Prolog

252 33 0
                                    

Di sebuah gang sempit, yang letaknya diapit oleh bangunan tua tak berpenghuni, seorang siswa SMA kelas dua tengah menjadi bulan-bulanan beberapa teman sekelasnya.

Pemuda itu tidak melawan sama sekali. Dia hanya melindungi bagian tubuhnya yang vital agar tidak sampai terluka.

Meskipun diam, pemuda itu juga tidak mau mati.

"Cuihhh!" pimpinan grup pengeroyok tersebut meludahi wajah si korban.

Bukannya merasa senang karena berhasil menumbangkan rivalnya, dia justru merasa semakin kesal karena tidak mendapatkan perlawanan sama sekali.

"Bangun, sialan!"

Siswa yang sudah babak belur itu tidak menanggapi. Dia menunggu waktu sampai mereka semua pergi.

"BANGSAT!"

Amarah ketua geng tersebut sudah sampai di ubun-ubun. Dengan gerakan cepat dia hendak menendang area perut si korban namun terhenti karena tubuhnya sudah jatuh terlebih dahulu.

"BRAM!" empat orang siswa, rekan si ketua, berteriak panik ketika mendapati ketua mereka sudah tak sadarkan diri.

Kepalanya berdarah hebat karena pukulan benda tumpul.

"Cihh! Ditabok sedikit saja sudah mau sakaratul maut. Bagaimana kalau dihajar sungguhan? Bisa masuk neraka jalur prestasi kalian semua!"

Bukan seorang pria. Orang yang memukul kepala Bram dan membuat ketakutan empat pria lainnya adalah seorang wanita.

Siswi SMA yang memiliki mata setajam bintang orion itu sedang mengayun-ayunkan besi yang masih berlumuran darah segar Bram.

"K-kamu  ... Kenapa kamu ada di sini?" tanya kawan Bram ketakutan saat melihat perempuan iblis itu.

"Penting sekali ya untuk dijelaskan? Lebih baik kalian bawa si Brambang ke rumah sakit kalau tidak mau dia mati penasaran."

Keempat siswa itu saling melempar tatapan penuh ketakutan. Di antara mereka tidak ada yang berani melawan gadis gila di hadapannya sekarang.

Pada akhirnya, mereka benar-benar pergi. Sambil memapah tubuh Bram yang sudah lemas tak bertenaga. Berusaha menjauhi sumber masalah.

"Ckkk ... cupu!" teriak gadis itu marah ketika salah satu dari keempat siswa tadi ada yang kencing di celana.

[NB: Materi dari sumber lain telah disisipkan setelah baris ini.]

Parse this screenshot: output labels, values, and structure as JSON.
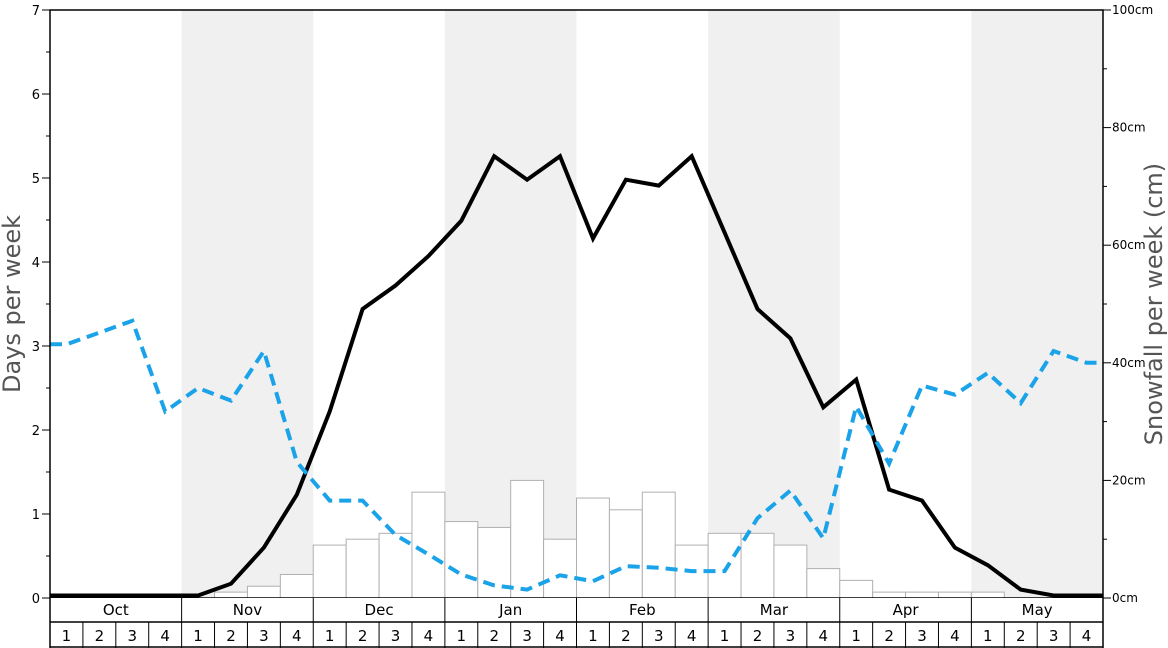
{
  "chart_data": {
    "type": "bar+line",
    "title": "",
    "ylabel_left": "Days per week",
    "ylabel_right": "Snowfall per week (cm)",
    "ylim_left": [
      0,
      7
    ],
    "ylim_right": [
      0,
      100
    ],
    "left_ticks": [
      "0",
      "1",
      "2",
      "3",
      "4",
      "5",
      "6",
      "7"
    ],
    "right_ticks": [
      "0cm",
      "20cm",
      "40cm",
      "60cm",
      "80cm",
      "100cm"
    ],
    "months": [
      "Oct",
      "Nov",
      "Dec",
      "Jan",
      "Feb",
      "Mar",
      "Apr",
      "May"
    ],
    "week_labels": [
      "1",
      "2",
      "3",
      "4"
    ],
    "shaded_months": [
      false,
      true,
      false,
      true,
      false,
      true,
      false,
      true
    ],
    "colors": {
      "shade": "#f0f0f0",
      "bar_fill": "#ffffff",
      "bar_stroke": "#b0b0b0",
      "solid_line": "#000000",
      "dashed_line": "#1aa3e8"
    },
    "series": [
      {
        "kind": "bar",
        "axis": "right",
        "values": [
          0,
          0,
          0,
          0,
          0,
          1,
          2,
          4,
          9,
          10,
          11,
          18,
          13,
          12,
          20,
          10,
          17,
          15,
          18,
          9,
          11,
          11,
          9,
          5,
          3,
          1,
          1,
          1,
          1,
          0,
          0,
          0
        ]
      },
      {
        "kind": "line",
        "style": "solid",
        "axis": "left",
        "values": [
          0.03,
          0.03,
          0.03,
          0.03,
          0.03,
          0.17,
          0.6,
          1.23,
          2.22,
          3.44,
          3.72,
          4.07,
          4.49,
          5.26,
          4.98,
          5.26,
          4.28,
          4.98,
          4.91,
          5.26,
          4.35,
          3.44,
          3.09,
          2.27,
          2.6,
          1.29,
          1.16,
          0.6,
          0.39,
          0.1,
          0.03,
          0.03
        ]
      },
      {
        "kind": "line",
        "style": "dashed",
        "axis": "left",
        "values": [
          3.02,
          3.16,
          3.3,
          2.22,
          2.5,
          2.35,
          2.94,
          1.62,
          1.16,
          1.16,
          0.75,
          0.52,
          0.28,
          0.15,
          0.1,
          0.27,
          0.2,
          0.38,
          0.36,
          0.32,
          0.32,
          0.95,
          1.28,
          0.71,
          2.28,
          1.6,
          2.53,
          2.42,
          2.68,
          2.32,
          2.94,
          2.8
        ]
      }
    ]
  }
}
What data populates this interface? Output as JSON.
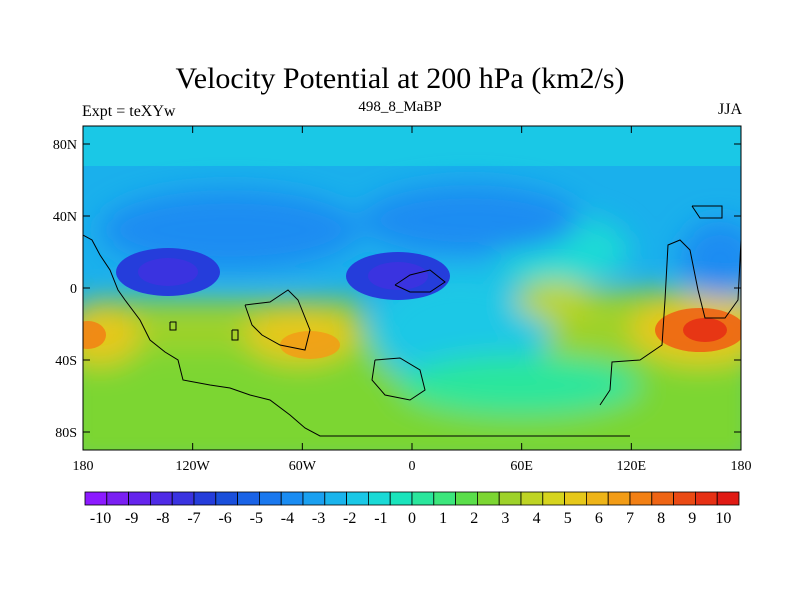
{
  "title": "Velocity Potential at 200 hPa (km2/s)",
  "left_label": "Expt = teXYw",
  "center_label": "498_8_MaBP",
  "right_label": "JJA",
  "x_ticks": [
    {
      "lon": -180,
      "label": "180"
    },
    {
      "lon": -120,
      "label": "120W"
    },
    {
      "lon": -60,
      "label": "60W"
    },
    {
      "lon": 0,
      "label": "0"
    },
    {
      "lon": 60,
      "label": "60E"
    },
    {
      "lon": 120,
      "label": "120E"
    },
    {
      "lon": 180,
      "label": "180"
    }
  ],
  "y_ticks": [
    {
      "lat": 80,
      "label": "80N"
    },
    {
      "lat": 40,
      "label": "40N"
    },
    {
      "lat": 0,
      "label": "0"
    },
    {
      "lat": -40,
      "label": "40S"
    },
    {
      "lat": -80,
      "label": "80S"
    }
  ],
  "colorbar": {
    "colors": [
      "#8c1aff",
      "#7a1ff2",
      "#6524ec",
      "#4f2be6",
      "#3a33e0",
      "#253ddb",
      "#1a4fdb",
      "#1a63e6",
      "#1a78ee",
      "#1a8cf2",
      "#1aa0f0",
      "#1ab4ec",
      "#1ac8e6",
      "#1adad6",
      "#1ae4bc",
      "#2ae69c",
      "#3ce67c",
      "#5ade4a",
      "#7cd632",
      "#9ed22a",
      "#bed424",
      "#d6d41e",
      "#e6c81a",
      "#eeb418",
      "#f29c16",
      "#f28014",
      "#ee6414",
      "#ea4a14",
      "#e63014",
      "#e01a14"
    ],
    "labels": [
      "-10",
      "-9",
      "-8",
      "-7",
      "-6",
      "-5",
      "-4",
      "-3",
      "-2",
      "-1",
      "0",
      "1",
      "2",
      "3",
      "4",
      "5",
      "6",
      "7",
      "8",
      "9",
      "10"
    ]
  }
}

Siswi SMA yang masih menggunakan seragam lengkap itu kemudian berganti menatap si korban yang terlihat sudah bangkit dari tidur selonjoran.

Meskipun wajahnya sudah babak belur, tapi pemuda itu nampak biasa saja. Dengan santainya dia membersihkan debu yang menempel di seragam putih abu-abu kepunyaannya.

"Kamu-" si gadis diam sejenak mengamati pria itu. Begitu juga dengan pria tersebut yang membalas tatapan gadis di hadapannya saat ini, "si anak panti itu, kan?"

Pemuda itu mengangguk. Wajahnya datar-datar saja meskipun nada bicara perempuan itu terdengar seperti sedang meremehkan statusnya.

"Mau ke mana kamu?" tanya gadis itu penasaran saat melihat pemuda itu berjalan terhuyung-huyung ke arah luar gang.

"Pulang." jawabnya dingin.

"Selesai begini saja?" gadis itu bergegas mengikuti pemuda tersebut. Namun tidak ada tanda-tanda dia akan membalasnya.

"Kamu tidak akan balas dendam pada mereka? Ini aku punya rekaman waktu kamu dihajar, loh. Laporin polisi atau sebarin ke-"

"Hapus saja." pemuda itu masih berjalan gontai. Dia bahkan tidak berhenti untuk menanggapi ocehan gadis tersebut.